Top-level education staffers in the state, including Superintendent of Public Instruction Tom Luna, traveled more in fiscal year 2010 than in fiscal year 2009, according to records obtained by IdahoReporter.com. Luna, in an interview earlier this year, said that traveling among schools in Idaho and meeting students makes him a better public official.
According to the records released by the Idaho Department of Education through a public records request, Luna and other top-level staffers incurred about $29,000 in travel-related costs in fiscal year 2009, which ran from July 1, 2008, until June 30, 2009. In fiscal year 2010, travel costs increased by about $11,000. Between July 1, 2009, and June 30, 2010, travel expenses totaled $40,297.55. Much of the amount in 2010 went to fund trips for Luna to meet with students across the state, as well as to attend state education board meetings and several out-of-state education-related conferences. Records show a wide range of expenses, including flights, rental cars, gas charges, and food receipts. The total amount represents a fraction of the total budget for the department, however. In 2010, the department was allotted about $3.8 million by the Idaho Legislature, down by about $200,000 from fiscal year 2009.

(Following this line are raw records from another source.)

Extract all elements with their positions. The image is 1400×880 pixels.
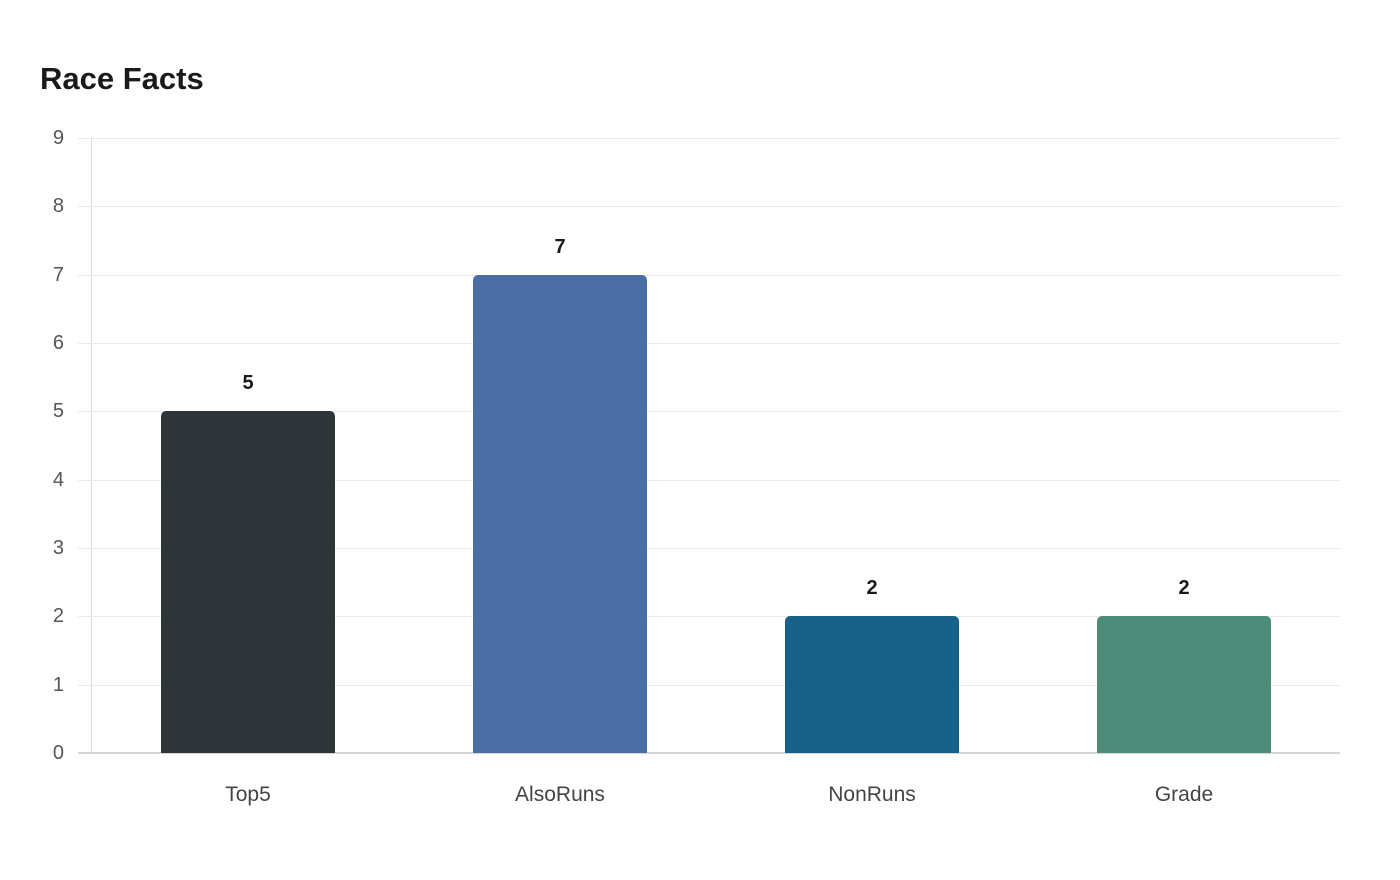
bar-alsoruns[interactable] — [473, 275, 647, 753]
gridline — [78, 685, 1340, 686]
x-axis-line — [78, 752, 1340, 754]
y-tick-label: 0 — [52, 742, 64, 764]
y-tick-label: 1 — [52, 674, 64, 696]
x-tick-label: NonRuns — [828, 783, 916, 806]
gridline — [78, 138, 1340, 139]
gridline — [78, 616, 1340, 617]
y-tick-label: 5 — [52, 400, 64, 422]
x-tick-label: Top5 — [225, 783, 271, 806]
y-tick-label: 6 — [52, 332, 64, 354]
gridline — [78, 411, 1340, 412]
y-tick-label: 8 — [52, 195, 64, 217]
gridline — [78, 206, 1340, 207]
value-label: 2 — [1178, 577, 1190, 599]
x-tick-label: AlsoRuns — [515, 783, 605, 806]
bar-grade[interactable] — [1097, 616, 1271, 753]
gridline — [78, 548, 1340, 549]
bar-nonruns[interactable] — [785, 616, 959, 753]
y-tick-label: 2 — [52, 605, 64, 627]
y-tick-label: 4 — [52, 469, 64, 491]
gridline — [78, 480, 1340, 481]
bar-top5[interactable] — [161, 411, 335, 753]
y-axis-line — [91, 138, 92, 753]
chart-title: Race Facts — [40, 61, 204, 96]
y-tick-label: 3 — [52, 537, 64, 559]
y-tick-label: 7 — [52, 264, 64, 286]
value-label: 5 — [242, 372, 254, 394]
y-tick-label: 9 — [52, 127, 64, 149]
gridline — [78, 275, 1340, 276]
value-label: 7 — [554, 236, 566, 258]
x-tick-label: Grade — [1154, 783, 1214, 806]
value-label: 2 — [866, 577, 878, 599]
gridline — [78, 343, 1340, 344]
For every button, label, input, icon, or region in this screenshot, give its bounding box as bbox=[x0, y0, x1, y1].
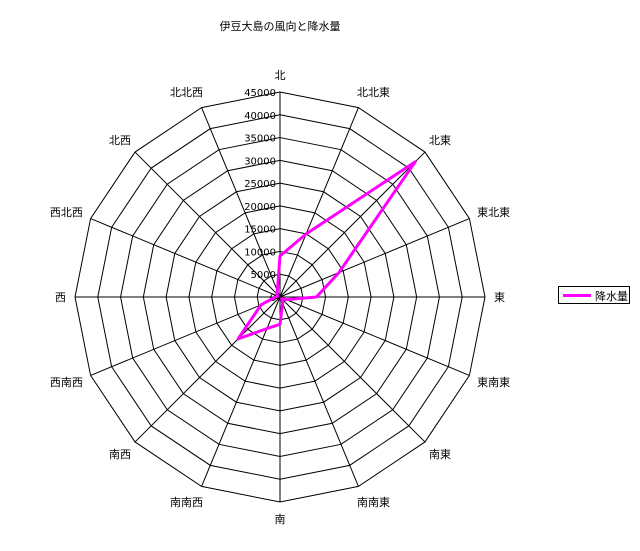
legend-label: 降水量 bbox=[595, 290, 628, 303]
radial-tick-label: 35000 bbox=[244, 134, 276, 145]
data-point bbox=[274, 295, 277, 299]
chart-title: 伊豆大島の風向と降水量 bbox=[219, 20, 341, 33]
legend: 降水量 bbox=[558, 286, 630, 304]
axis-category-label: 南南東 bbox=[357, 496, 390, 509]
axis-category-label: 南西 bbox=[109, 448, 131, 461]
data-point bbox=[236, 337, 240, 341]
spoke-line bbox=[134, 151, 281, 298]
axis-category-label: 西北西 bbox=[50, 206, 83, 219]
data-point bbox=[337, 271, 341, 274]
axis-category-label: 南東 bbox=[429, 448, 451, 461]
axis-category-label: 東北東 bbox=[477, 206, 510, 219]
axis-category-label: 北 bbox=[275, 69, 286, 82]
spoke-line bbox=[279, 218, 470, 298]
radial-tick-label: 45000 bbox=[244, 88, 276, 99]
axis-category-label: 南 bbox=[275, 513, 286, 526]
data-point bbox=[280, 297, 283, 300]
data-point bbox=[278, 254, 282, 258]
data-point bbox=[281, 302, 284, 305]
radial-tick-label: 20000 bbox=[244, 202, 276, 213]
spoke-line bbox=[201, 296, 281, 487]
radial-tick-label: 25000 bbox=[244, 179, 276, 190]
spoke-line bbox=[90, 296, 281, 376]
axis-category-label: 西 bbox=[55, 291, 66, 304]
radial-tick-label: 40000 bbox=[244, 111, 276, 122]
spoke-line bbox=[201, 107, 281, 298]
spoke-line bbox=[90, 218, 281, 298]
data-point bbox=[275, 292, 278, 295]
spoke-line bbox=[279, 296, 359, 487]
radial-tick-label: 15000 bbox=[244, 225, 276, 236]
radial-tick-label: 10000 bbox=[244, 247, 276, 258]
spoke-line bbox=[134, 296, 281, 443]
spoke-line bbox=[279, 296, 426, 443]
legend-swatch bbox=[563, 294, 591, 297]
data-point bbox=[315, 295, 318, 299]
axis-category-label: 北東 bbox=[429, 134, 451, 147]
data-point bbox=[278, 323, 282, 326]
axis-category-label: 北北西 bbox=[170, 86, 203, 99]
axis-category-label: 北北東 bbox=[357, 86, 390, 99]
data-point bbox=[259, 303, 263, 306]
axis-category-label: 西南西 bbox=[50, 376, 83, 389]
spoke-line bbox=[279, 296, 470, 376]
axis-category-label: 南南西 bbox=[170, 496, 203, 509]
axis-category-label: 東南東 bbox=[477, 376, 510, 389]
data-point bbox=[305, 232, 308, 236]
data-point bbox=[276, 289, 279, 292]
spoke-line bbox=[279, 151, 426, 298]
data-point bbox=[285, 298, 288, 301]
data-point bbox=[276, 294, 280, 298]
radial-tick-label: 5000 bbox=[251, 270, 276, 281]
data-point bbox=[414, 160, 417, 163]
spoke-line bbox=[279, 107, 359, 298]
axis-category-label: 東 bbox=[494, 291, 505, 304]
data-point bbox=[265, 327, 269, 330]
axis-category-label: 北西 bbox=[109, 134, 131, 147]
radial-tick-label: 30000 bbox=[244, 156, 276, 167]
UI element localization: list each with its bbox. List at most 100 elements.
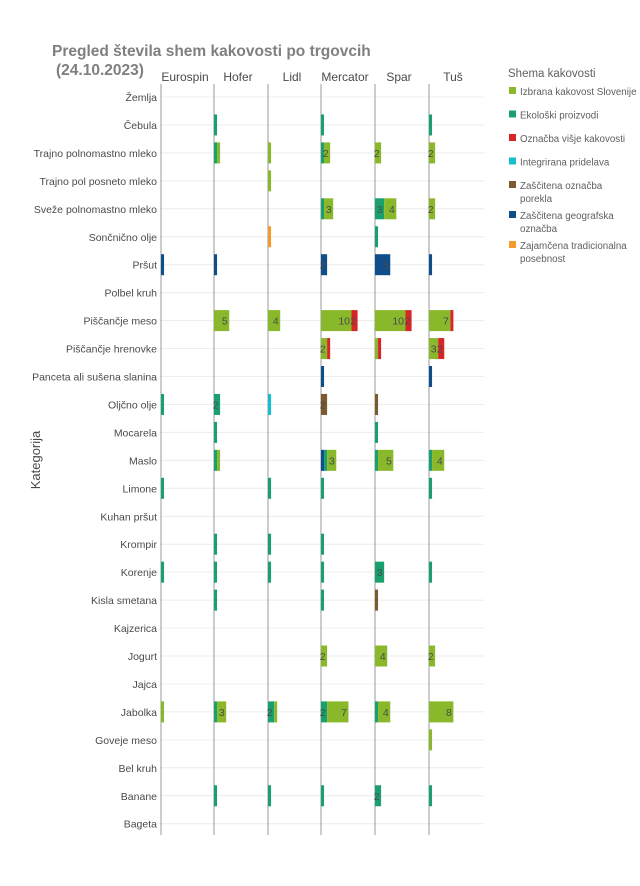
bar-segment: [321, 477, 325, 499]
bar-segment: [378, 701, 391, 723]
bar-segment: [214, 421, 218, 443]
bar-value-label: 8: [446, 707, 452, 719]
legend-label: Zaščitena označba: [520, 181, 603, 192]
category-tick-label: Trajno pol posneto mleko: [39, 176, 157, 188]
bar-segment: [321, 701, 328, 723]
bar-segment: [429, 198, 436, 220]
bar-segment: [321, 254, 328, 276]
store-header: Mercator: [321, 70, 368, 84]
labels-layer: Eurospin Hofer Lidl Mercator Spar Tuš Žemlja Če…: [32, 70, 463, 831]
bar-segment: [324, 449, 328, 471]
bar-segment: [214, 393, 221, 415]
bar-value-label: 2: [320, 260, 326, 272]
bar-value-label: 2: [323, 148, 329, 160]
bar-segment: [321, 366, 325, 387]
legend-swatch: [509, 110, 516, 118]
category-tick-label: Kajzerica: [114, 623, 157, 635]
legend-swatch: [509, 134, 516, 141]
legend-title: Shema kakovosti: [508, 68, 596, 80]
bar-segment: [268, 533, 272, 555]
bar-segment: [450, 310, 454, 332]
bar-segment: [429, 561, 433, 583]
bar-segment: [268, 785, 272, 807]
bar-segment: [214, 254, 218, 276]
bar-value-label: 2: [374, 148, 380, 160]
bar-segment: [327, 449, 337, 471]
bar-segment: [327, 338, 331, 360]
bar-segment: [268, 170, 272, 192]
bar-value-label: 2: [320, 707, 326, 719]
bar-segment: [321, 142, 325, 164]
bar-segment: [375, 198, 385, 220]
bar-segment: [321, 645, 328, 667]
bar-value-label: 4: [389, 204, 395, 216]
bar-value-label: 2: [428, 204, 434, 216]
bar-value-label: 2: [350, 316, 356, 328]
bar-segment: [378, 449, 394, 471]
bar-value-label: 2: [320, 651, 326, 663]
bar-segment: [429, 785, 433, 807]
legend-label: posebnost: [520, 254, 565, 265]
bar-segment: [375, 226, 379, 248]
bar-segment: [438, 338, 445, 360]
bar-value-label: 2: [320, 399, 326, 411]
legend-label: Integrirana pridelava: [520, 158, 610, 169]
bar-segment: [375, 142, 382, 164]
bar-segment: [268, 561, 272, 583]
legend-label: Zaščitena geografska: [520, 211, 614, 222]
bar-value-label: 3: [377, 567, 383, 579]
bar-segment: [161, 254, 165, 276]
bar-value-label: 3: [219, 707, 225, 719]
bar-segment: [375, 254, 391, 276]
category-tick-label: Piščančje hrenovke: [66, 344, 157, 356]
bar-segment: [321, 785, 325, 807]
bar-segment: [429, 254, 433, 276]
bar-segment: [214, 533, 218, 555]
bar-segment: [321, 449, 325, 471]
legend-label: Ekološki proizvodi: [520, 111, 598, 122]
legend-swatch: [509, 211, 516, 218]
category-tick-label: Sončnično olje: [89, 232, 157, 244]
legend-swatch: [509, 241, 516, 248]
bar-segment: [321, 114, 325, 136]
bar-segment: [321, 338, 328, 360]
legend-label: Označba višje kakovosti: [520, 134, 625, 145]
bar-segment: [217, 449, 221, 471]
bar-segment: [375, 785, 382, 807]
category-tick-label: Banane: [121, 791, 157, 803]
bar-value-label: 4: [383, 707, 389, 719]
bar-segment: [214, 449, 218, 471]
chart-title-line2: (24.10.2023): [56, 62, 144, 79]
bar-segment: [214, 589, 218, 611]
bar-value-label: 10: [392, 316, 404, 328]
bar-segment: [375, 561, 385, 583]
category-tick-label: Pršut: [132, 260, 157, 272]
bar-segment: [214, 114, 218, 136]
bar-segment: [214, 142, 218, 164]
legend-label: Zajamčena tradicionalna: [520, 241, 627, 252]
bar-segment: [429, 366, 433, 387]
bar-segment: [429, 701, 454, 723]
category-tick-label: Goveje meso: [95, 735, 157, 747]
bar-segment: [375, 645, 388, 667]
bar-segment: [268, 477, 272, 499]
bar-value-label: 2: [320, 344, 326, 356]
bar-value-label: 10: [338, 316, 350, 328]
bar-segment: [321, 393, 328, 415]
category-tick-label: Krompir: [120, 539, 157, 551]
store-header: Lidl: [283, 70, 302, 84]
bar-value-label: 2: [428, 148, 434, 160]
category-tick-label: Bageta: [124, 819, 157, 831]
bar-segment: [324, 198, 334, 220]
bar-segment: [429, 477, 433, 499]
category-tick-label: Polbel kruh: [104, 288, 157, 300]
bar-segment: [214, 310, 230, 332]
bar-segment: [161, 393, 165, 415]
bar-segment: [321, 198, 325, 220]
bar-segment: [375, 421, 379, 443]
bar-segment: [161, 561, 165, 583]
bar-value-label: 2: [437, 344, 443, 356]
bar-segment: [321, 310, 352, 332]
bar-value-label: 7: [341, 707, 347, 719]
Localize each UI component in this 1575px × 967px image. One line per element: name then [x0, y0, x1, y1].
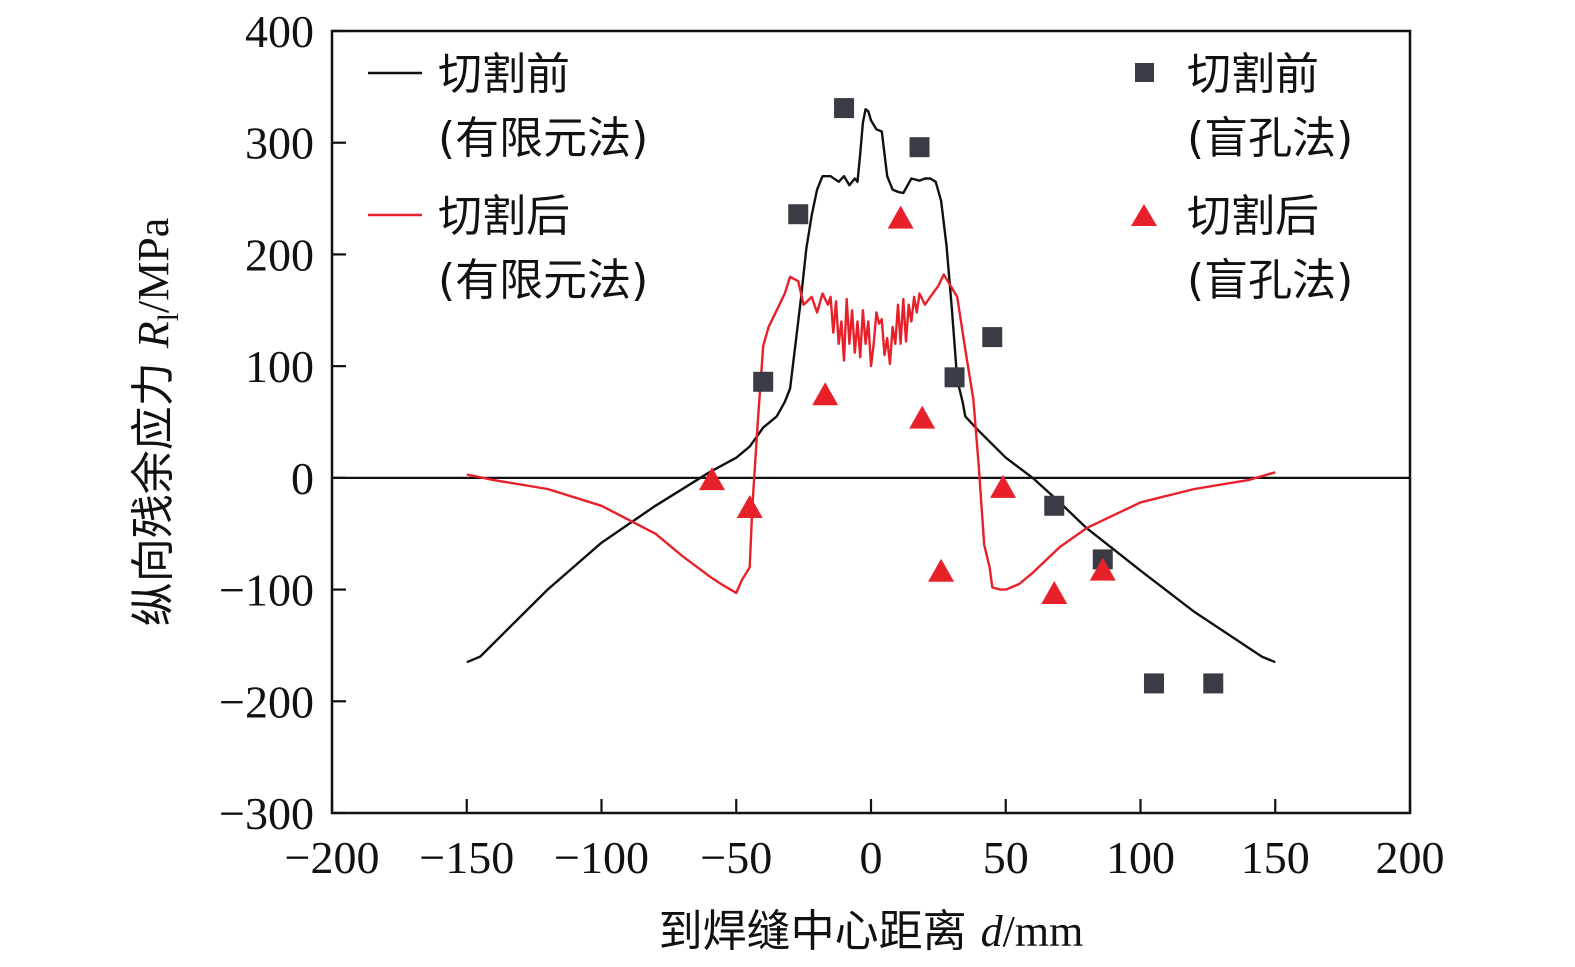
legend-label-before-blind-hole-line2: (盲孔法) — [1187, 113, 1353, 164]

According to an earlier report on the department's travels, it looked as though travel-related expenses might have been going down in early 2010 when compared to the previous year. Travel in January through the end of April 2010 totaled about $5,000 less than the same four-month span in 2009. But according to the new records released by department, travel in the final six months of fiscal years 2009 and 2010 have remained roughly the same, each coming in at about $14,000 in that designated time span.
Luna believes there is value in visiting children across the state because he feels the experiences make him a better administrator. ”It has value for the students and I know it has tremendous value for me. I can’t imagine being state superintendent and not spending in the classrooms and in the schools across the state. You can’t just sit in an office in downtown Boise and assume that the decisions that you’re making, the policies that you’re contemplating … you can’t assume that you make wise decisions if you never get out of your office,” Luna told IdahoReporter.com.